“Did you know that there was a handicapped section?” I asked my mom, curious about whether she really wanted to be part of the women’s march.
To my surprise, and contrary to what my sister said, she said simply, “Oh I wasn’t planning to go. You were there for me.”
I became incensed. “Every voice matters!” I said. “Why didn’t you really go?”
“Because it wouldn’t have mattered. It won’t mean anything.”
And that’s when it struck me. The greatest problem in any society is apathy. Which is generally the great consensus. Whether it’s apathy, because of a loss of hope. Or apathy that we must accept things as they are (and cannot change). Or apathy, because we are resigned, defeated, and depressed. The danger is that, because the energy dissipates and then soon, we forget the joy of living.
Yesterday night in an insomniac moment caused by coughing, I scrolled through Facebook. Yet there were many intense posts about the immigration ban and the fight for the rights. But then there it was. I would have scrolled right by in my dazed 3 am state if the word Asian hadn’t caught my eye. A post about anti-Asian activity in Southern California.
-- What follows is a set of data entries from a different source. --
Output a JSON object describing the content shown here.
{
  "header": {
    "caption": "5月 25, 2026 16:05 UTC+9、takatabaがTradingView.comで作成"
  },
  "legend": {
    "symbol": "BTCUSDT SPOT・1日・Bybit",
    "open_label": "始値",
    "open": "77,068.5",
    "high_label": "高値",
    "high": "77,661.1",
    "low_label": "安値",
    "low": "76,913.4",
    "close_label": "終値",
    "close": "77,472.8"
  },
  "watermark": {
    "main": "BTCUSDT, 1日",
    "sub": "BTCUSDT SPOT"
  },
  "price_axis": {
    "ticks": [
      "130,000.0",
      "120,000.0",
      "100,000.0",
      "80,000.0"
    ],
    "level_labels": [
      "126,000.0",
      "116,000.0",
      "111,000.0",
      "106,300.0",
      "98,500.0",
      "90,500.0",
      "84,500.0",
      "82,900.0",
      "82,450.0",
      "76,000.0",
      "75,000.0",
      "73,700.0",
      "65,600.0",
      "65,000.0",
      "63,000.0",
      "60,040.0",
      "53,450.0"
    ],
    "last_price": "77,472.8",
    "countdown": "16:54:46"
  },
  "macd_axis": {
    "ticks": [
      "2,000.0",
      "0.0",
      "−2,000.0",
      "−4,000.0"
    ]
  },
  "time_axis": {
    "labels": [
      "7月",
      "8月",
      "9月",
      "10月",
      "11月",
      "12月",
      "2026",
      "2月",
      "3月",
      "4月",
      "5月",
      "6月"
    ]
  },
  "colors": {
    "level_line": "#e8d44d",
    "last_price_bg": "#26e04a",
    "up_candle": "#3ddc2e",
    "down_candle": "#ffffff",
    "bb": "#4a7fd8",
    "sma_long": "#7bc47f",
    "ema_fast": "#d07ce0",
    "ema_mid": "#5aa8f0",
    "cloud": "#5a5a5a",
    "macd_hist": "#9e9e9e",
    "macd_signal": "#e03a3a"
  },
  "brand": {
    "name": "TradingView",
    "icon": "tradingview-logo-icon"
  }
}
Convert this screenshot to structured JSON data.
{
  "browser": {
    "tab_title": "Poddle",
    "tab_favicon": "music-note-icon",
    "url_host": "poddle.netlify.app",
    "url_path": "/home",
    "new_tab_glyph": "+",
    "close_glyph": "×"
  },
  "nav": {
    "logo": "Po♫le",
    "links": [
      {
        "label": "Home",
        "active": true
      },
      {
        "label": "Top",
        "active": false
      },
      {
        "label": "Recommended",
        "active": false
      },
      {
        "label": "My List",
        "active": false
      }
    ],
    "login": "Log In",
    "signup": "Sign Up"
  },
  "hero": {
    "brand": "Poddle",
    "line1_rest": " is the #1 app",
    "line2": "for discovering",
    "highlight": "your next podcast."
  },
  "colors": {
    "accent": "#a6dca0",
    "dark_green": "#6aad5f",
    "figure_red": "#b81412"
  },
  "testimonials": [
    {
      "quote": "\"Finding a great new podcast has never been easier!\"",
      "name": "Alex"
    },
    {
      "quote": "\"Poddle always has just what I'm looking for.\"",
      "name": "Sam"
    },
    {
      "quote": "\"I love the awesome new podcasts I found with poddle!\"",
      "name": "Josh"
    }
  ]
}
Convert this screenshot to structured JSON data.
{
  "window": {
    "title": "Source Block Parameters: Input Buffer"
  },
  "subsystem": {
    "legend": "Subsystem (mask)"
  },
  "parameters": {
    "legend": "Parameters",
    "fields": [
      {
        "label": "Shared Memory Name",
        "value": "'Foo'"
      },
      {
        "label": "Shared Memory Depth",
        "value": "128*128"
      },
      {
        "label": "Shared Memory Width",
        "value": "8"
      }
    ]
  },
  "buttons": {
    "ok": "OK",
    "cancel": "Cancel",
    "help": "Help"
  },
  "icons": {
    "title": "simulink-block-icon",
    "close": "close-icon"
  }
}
Despite my incredible desire to be an insider, to be popular, to be like everyone else, I have never rejected my Asian American identity. Yes, I may have rejected the side of me that is too Chinese, embracing the non-Chinese food and speaking only English fluently. But yet, to reject how I look, has never crossed my mind.
When I look in the mirror, I see only me. But I know quite consciously that everyone else doesn’t see me that way. They know that I a not white. Some might even assume that I am not American and wasn’t born here.
And so then. I had this fear several months ago once the election was determined. “What about me?” I said. “Can I do my job? Can I do what I need to do? Can I still be effective despite being the person that I am? Can I still be me?”
They came for them. Now they may came for me.